Nésterov recordó la preocupación de Leo y añadió:

—Es evidente que Varlam Babínich no ha tenido nada que ver con este asesinato.

—Estoy de acuerdo.

—Son dos casos distintos.

Leo se le quedó mirando, atónito ante aquella afirmación.

—Pero ¿y si a estos dos niños los mató el mismo hombre?

—Una chica sufrió una agresión sexual y fue asesinada. Un chico ha sufrido una agresión sexual y ha sido asesinado. Son crímenes distintos. Son depravaciones distintas.

—Pero los dos tenían corteza, corteza de árbol, en la boca.

—Larisa tenía la boca llena de tierra.

—Eso no es cierto.

—Varlam Babínich ha admitido que le llenó la boca de tierra.

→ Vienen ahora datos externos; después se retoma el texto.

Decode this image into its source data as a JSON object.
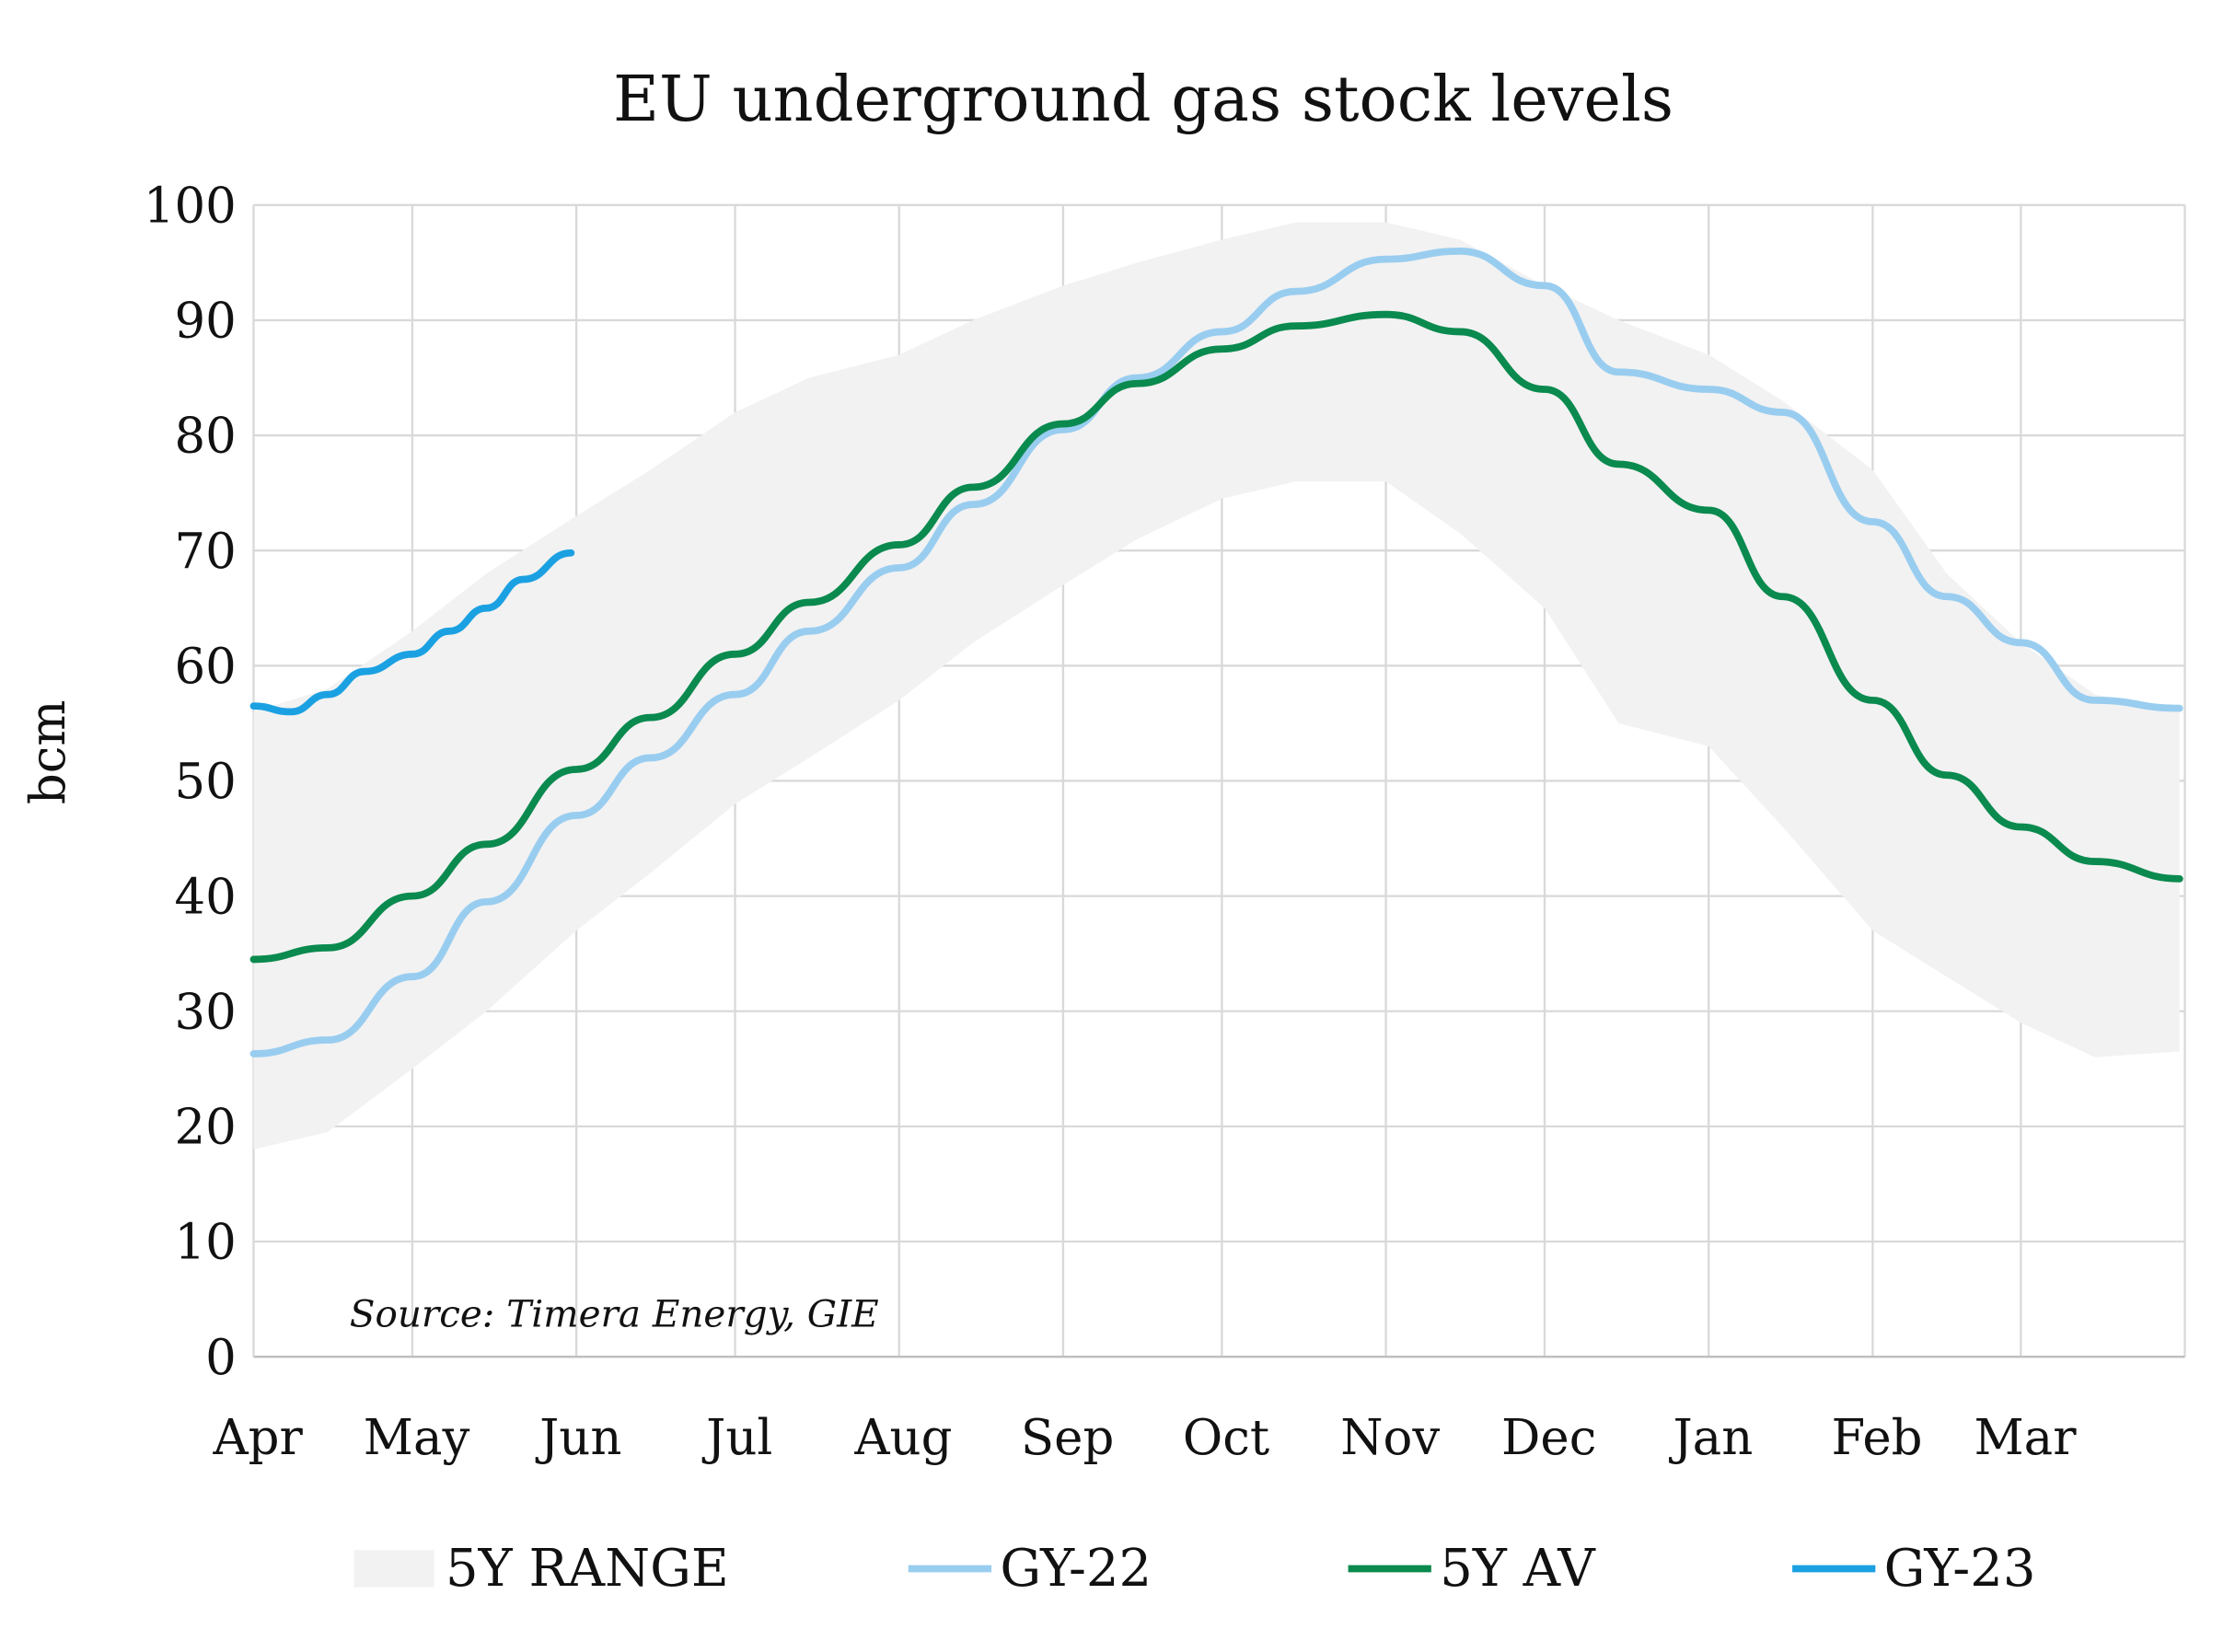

—Lo cual demuestra que no la mató. La tierra está congelada. Si era tierra, ¿de dónde la sacó? Tenía la boca llena de corteza, igual que este niño. La prepararon con antelación, no sé por qué.

—Babínich ha confesado.

—Admitirá lo que sea si se lo preguntan las veces suficientes.

—¿Cómo está tan seguro de que es el mismo asesino? La niña fue asesinada cerca de la estación, sin precaución alguna, algo arriesgado, apenas estaba fuera de la vista de la gente. Los pasajeros podían haber escuchado los gritos. Fue un crimen cometido por un idiota, y un idiota ha confesado haberlo cometido. Pero a este niño lo llevaron durante casi una hora hacia el interior del bosque. El asesino ha tenido cuidado para que nadie lo interrumpiese. Es otro hombre.

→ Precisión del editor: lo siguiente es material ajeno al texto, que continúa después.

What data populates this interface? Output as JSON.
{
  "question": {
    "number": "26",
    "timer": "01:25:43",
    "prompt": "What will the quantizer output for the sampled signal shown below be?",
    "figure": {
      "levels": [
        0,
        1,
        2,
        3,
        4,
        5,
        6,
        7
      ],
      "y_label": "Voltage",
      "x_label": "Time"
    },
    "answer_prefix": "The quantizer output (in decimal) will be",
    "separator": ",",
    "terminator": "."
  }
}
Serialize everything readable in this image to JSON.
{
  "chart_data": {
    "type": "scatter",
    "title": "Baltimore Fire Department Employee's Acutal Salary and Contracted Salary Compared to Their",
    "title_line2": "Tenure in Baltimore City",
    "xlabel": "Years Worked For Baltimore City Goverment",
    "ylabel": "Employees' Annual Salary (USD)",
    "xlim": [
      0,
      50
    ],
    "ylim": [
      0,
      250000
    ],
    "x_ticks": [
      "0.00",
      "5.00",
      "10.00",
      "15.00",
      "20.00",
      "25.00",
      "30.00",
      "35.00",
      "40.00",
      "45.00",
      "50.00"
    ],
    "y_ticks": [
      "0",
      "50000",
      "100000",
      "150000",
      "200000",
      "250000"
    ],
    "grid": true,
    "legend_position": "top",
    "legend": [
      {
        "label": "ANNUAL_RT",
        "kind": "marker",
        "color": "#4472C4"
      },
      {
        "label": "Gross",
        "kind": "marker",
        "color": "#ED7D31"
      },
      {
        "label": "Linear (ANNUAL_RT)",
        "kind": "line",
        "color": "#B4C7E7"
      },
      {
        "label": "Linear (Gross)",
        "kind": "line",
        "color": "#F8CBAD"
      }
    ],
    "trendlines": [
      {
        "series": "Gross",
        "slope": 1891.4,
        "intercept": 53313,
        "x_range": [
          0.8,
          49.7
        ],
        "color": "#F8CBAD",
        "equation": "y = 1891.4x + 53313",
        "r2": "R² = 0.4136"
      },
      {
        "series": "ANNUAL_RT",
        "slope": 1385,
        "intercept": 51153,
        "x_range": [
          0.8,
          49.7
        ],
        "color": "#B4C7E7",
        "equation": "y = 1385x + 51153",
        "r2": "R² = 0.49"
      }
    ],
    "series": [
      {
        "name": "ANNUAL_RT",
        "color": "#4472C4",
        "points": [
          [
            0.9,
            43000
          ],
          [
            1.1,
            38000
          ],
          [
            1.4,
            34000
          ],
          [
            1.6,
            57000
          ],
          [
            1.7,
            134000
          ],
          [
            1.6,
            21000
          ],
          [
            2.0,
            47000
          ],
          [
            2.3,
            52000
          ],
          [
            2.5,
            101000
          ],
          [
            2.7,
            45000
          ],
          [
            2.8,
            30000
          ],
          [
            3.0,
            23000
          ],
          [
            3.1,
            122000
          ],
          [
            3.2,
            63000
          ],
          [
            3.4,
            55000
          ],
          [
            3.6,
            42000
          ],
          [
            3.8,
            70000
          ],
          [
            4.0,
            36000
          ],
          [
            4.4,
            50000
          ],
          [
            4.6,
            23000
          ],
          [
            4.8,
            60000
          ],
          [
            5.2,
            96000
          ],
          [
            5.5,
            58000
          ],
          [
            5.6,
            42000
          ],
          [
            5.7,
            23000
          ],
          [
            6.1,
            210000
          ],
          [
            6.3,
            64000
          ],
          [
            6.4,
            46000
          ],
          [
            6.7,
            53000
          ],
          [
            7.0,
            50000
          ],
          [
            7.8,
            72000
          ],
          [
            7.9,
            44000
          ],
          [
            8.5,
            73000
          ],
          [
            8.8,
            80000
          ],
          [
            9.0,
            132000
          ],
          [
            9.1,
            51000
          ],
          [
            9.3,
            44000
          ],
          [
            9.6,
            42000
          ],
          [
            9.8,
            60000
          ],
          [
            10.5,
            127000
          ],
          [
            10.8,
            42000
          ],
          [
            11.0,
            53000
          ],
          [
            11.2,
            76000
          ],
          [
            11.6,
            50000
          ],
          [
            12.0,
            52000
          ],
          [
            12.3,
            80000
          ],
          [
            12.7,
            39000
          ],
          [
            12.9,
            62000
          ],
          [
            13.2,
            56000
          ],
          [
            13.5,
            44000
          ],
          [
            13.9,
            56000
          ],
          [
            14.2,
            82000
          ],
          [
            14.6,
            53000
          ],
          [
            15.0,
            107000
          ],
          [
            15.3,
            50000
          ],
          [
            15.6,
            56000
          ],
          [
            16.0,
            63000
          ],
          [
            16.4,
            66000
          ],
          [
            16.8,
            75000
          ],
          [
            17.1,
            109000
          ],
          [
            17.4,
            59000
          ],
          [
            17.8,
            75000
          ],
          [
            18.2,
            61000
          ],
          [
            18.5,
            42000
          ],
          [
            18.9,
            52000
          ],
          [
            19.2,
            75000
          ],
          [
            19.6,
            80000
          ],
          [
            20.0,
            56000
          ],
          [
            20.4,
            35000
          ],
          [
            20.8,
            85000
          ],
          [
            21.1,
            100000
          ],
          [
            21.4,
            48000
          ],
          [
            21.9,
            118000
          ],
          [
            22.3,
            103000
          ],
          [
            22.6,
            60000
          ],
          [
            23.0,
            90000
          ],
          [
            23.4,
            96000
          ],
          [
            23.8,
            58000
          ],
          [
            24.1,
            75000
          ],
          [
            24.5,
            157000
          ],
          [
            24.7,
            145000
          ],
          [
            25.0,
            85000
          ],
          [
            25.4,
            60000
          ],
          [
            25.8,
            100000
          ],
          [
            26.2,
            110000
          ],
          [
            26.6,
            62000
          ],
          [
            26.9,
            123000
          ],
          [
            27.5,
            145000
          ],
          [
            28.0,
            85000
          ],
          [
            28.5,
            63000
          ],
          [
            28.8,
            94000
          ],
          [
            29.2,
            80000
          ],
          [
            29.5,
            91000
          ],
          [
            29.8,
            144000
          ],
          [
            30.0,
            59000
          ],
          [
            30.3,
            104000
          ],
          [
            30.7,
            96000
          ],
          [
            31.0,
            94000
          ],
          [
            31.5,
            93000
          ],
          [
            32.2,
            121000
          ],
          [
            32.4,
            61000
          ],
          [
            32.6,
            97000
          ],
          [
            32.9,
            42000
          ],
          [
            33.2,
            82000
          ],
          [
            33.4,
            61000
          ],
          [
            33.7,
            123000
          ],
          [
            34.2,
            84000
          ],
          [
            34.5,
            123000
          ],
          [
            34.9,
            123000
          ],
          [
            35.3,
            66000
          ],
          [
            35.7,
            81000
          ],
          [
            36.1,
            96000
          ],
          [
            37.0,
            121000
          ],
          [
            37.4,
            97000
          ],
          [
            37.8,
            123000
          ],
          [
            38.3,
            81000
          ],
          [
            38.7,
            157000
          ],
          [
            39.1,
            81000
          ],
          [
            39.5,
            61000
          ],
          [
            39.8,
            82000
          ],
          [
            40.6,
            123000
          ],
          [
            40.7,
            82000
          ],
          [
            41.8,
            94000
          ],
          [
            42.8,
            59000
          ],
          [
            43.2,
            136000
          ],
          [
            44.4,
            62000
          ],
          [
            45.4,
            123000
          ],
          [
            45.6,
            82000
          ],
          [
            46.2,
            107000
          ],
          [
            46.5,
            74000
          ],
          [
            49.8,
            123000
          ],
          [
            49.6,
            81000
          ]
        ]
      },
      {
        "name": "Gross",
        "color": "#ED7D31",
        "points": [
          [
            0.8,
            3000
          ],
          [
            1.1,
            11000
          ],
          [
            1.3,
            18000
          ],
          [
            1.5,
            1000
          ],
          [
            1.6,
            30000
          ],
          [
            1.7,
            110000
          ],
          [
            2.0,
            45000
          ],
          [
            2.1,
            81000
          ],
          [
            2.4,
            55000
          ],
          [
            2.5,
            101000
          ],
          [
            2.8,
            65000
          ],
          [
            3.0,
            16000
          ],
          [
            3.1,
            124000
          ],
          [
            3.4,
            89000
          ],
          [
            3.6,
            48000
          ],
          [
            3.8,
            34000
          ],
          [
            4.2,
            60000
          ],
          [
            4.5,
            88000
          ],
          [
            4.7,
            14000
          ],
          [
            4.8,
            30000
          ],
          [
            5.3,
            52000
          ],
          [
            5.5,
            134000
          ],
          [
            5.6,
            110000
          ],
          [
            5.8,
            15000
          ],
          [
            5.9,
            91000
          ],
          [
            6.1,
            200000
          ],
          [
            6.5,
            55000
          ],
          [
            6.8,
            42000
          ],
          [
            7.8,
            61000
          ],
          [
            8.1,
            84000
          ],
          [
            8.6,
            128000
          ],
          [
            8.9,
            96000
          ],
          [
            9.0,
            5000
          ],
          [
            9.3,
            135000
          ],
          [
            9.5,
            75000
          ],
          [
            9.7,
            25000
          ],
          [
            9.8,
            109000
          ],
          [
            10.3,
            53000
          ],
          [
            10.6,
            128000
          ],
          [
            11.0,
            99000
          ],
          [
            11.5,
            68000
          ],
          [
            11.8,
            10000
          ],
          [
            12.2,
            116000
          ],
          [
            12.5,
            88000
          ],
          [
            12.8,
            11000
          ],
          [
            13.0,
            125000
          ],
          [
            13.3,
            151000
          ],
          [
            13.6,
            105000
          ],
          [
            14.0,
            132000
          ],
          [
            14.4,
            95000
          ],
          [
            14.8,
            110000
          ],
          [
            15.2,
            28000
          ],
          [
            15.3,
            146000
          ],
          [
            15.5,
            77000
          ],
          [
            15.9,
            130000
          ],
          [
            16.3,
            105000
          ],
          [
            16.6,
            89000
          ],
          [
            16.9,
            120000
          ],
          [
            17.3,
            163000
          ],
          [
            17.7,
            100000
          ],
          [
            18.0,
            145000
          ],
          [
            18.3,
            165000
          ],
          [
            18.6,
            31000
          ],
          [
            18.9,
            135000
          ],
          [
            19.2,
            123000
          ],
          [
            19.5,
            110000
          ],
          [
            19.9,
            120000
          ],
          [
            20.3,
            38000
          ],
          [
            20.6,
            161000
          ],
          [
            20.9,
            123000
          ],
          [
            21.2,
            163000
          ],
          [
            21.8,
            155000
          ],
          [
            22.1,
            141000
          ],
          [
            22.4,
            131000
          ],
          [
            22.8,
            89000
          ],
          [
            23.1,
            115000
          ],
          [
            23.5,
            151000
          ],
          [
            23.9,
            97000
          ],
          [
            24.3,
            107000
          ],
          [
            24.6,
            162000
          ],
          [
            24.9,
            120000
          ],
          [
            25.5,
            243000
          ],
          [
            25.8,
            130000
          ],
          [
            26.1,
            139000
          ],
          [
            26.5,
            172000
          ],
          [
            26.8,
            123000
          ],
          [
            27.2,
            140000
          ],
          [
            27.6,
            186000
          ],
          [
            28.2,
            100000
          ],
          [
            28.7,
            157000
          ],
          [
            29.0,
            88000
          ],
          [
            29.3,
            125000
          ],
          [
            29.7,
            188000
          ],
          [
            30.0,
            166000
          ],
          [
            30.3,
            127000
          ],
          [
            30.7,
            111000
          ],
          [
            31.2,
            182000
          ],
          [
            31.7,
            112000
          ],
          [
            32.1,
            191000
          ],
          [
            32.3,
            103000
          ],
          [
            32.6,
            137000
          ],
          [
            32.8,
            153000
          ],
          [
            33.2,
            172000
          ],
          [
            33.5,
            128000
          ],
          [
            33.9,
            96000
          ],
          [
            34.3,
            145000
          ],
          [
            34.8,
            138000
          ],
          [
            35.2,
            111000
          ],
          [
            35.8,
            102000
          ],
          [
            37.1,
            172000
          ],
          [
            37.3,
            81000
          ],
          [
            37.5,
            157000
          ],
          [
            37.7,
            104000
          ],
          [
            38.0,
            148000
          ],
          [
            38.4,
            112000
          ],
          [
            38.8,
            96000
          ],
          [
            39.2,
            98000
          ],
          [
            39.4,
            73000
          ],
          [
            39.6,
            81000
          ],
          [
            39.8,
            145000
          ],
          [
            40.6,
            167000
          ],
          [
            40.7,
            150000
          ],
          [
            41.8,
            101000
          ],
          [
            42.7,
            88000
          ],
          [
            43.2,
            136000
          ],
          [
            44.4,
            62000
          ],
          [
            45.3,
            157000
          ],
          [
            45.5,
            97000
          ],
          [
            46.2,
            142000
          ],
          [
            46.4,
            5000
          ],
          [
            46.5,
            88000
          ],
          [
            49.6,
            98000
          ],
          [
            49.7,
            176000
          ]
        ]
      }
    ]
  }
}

—Quién sabe lo que pasó con esa chica; quizá quería adentrarse más en el bosque pero ella cambió de parecer, por lo que tuvo que matarla allí. ¿Por qué tienen los dos un trozo de cuerda en el tobillo?

—Es un crimen diferente.

—Dígame que no está tan desesperado por empezar el proceso que es capaz de decir y creer cualquier cosa.

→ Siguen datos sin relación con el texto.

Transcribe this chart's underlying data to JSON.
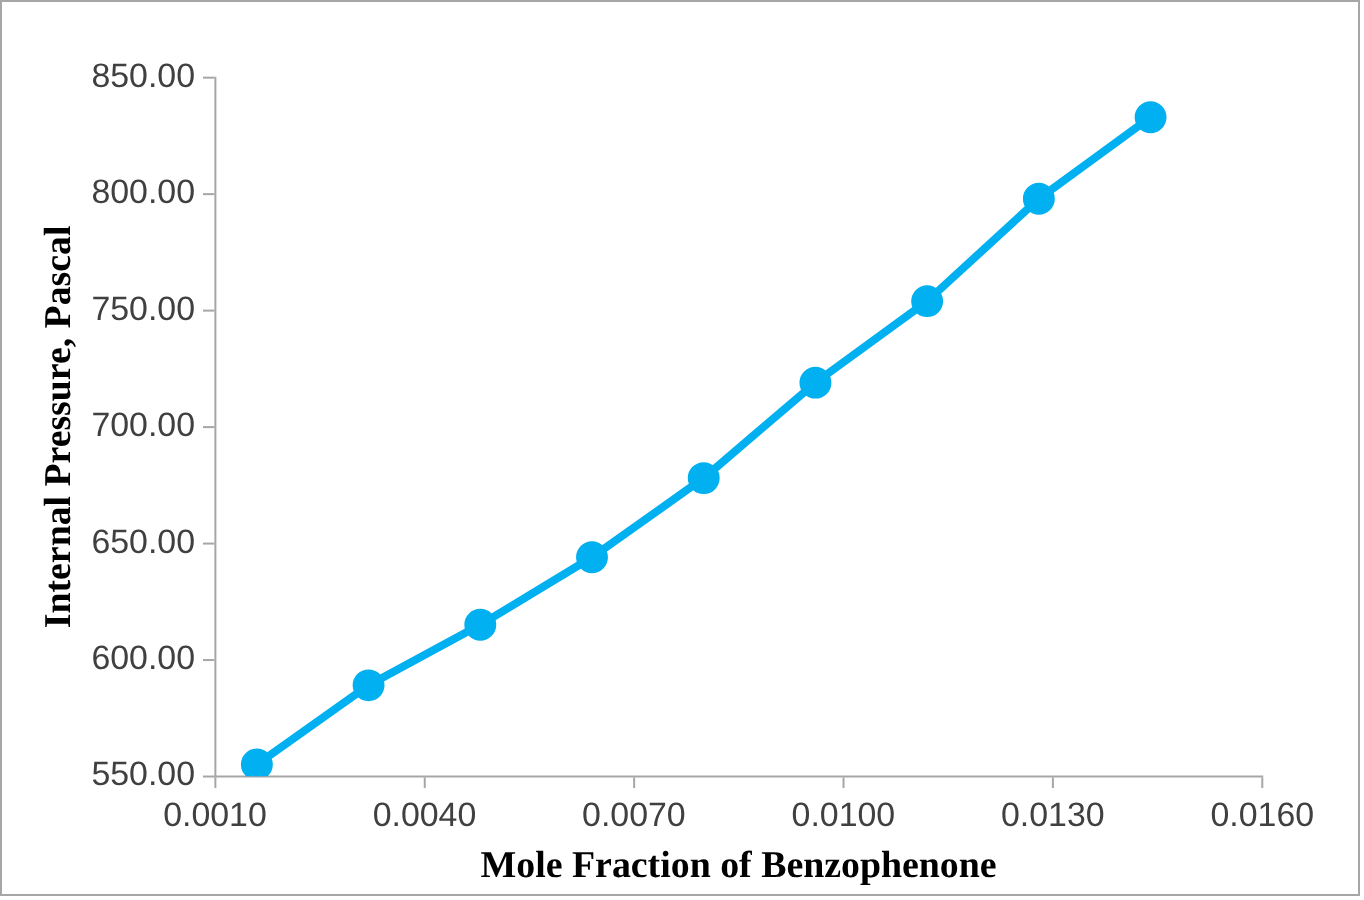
{
  "chart_data": {
    "type": "line",
    "xlabel": "Mole Fraction of Benzophenone",
    "ylabel": "Internal Pressure, Pascal",
    "x": [
      0.0016,
      0.0032,
      0.0048,
      0.0064,
      0.008,
      0.0096,
      0.0112,
      0.0128,
      0.0144
    ],
    "series": [
      {
        "color": "#00b0f0",
        "values": [
          555,
          589,
          615,
          644,
          678,
          719,
          754,
          798,
          833
        ]
      }
    ],
    "xlim": [
      0.001,
      0.016
    ],
    "xticks": [
      {
        "value": 0.001,
        "label": "0.0010"
      },
      {
        "value": 0.004,
        "label": "0.0040"
      },
      {
        "value": 0.007,
        "label": "0.0070"
      },
      {
        "value": 0.01,
        "label": "0.0100"
      },
      {
        "value": 0.013,
        "label": "0.0130"
      },
      {
        "value": 0.016,
        "label": "0.0160"
      }
    ],
    "ylim": [
      550,
      850
    ],
    "yticks": [
      {
        "value": 550,
        "label": "550.00"
      },
      {
        "value": 600,
        "label": "600.00"
      },
      {
        "value": 650,
        "label": "650.00"
      },
      {
        "value": 700,
        "label": "700.00"
      },
      {
        "value": 750,
        "label": "750.00"
      },
      {
        "value": 800,
        "label": "800.00"
      },
      {
        "value": 850,
        "label": "850.00"
      }
    ],
    "grid": false,
    "legend": false,
    "marker": "circle",
    "line_style": "solid"
  }
}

—Dígame usted qué clase de persona viola a una niña, la mata, y después viola y mata a un niño. ¿Quién es esa persona? He trabajado en la milicia durante veinte años. Nunca he encontrado a alguien así. Nunca he oído hablar de alguien así. ¿Puede darme algún ejemplo?

—No conozco ninguno.

—No existen. La chica murió por una razón: la mataron por su pelo rubio. La mató un chico enfermo. Este niño murió por una razón. Lo mató otro hombre con una enfermedad distinta.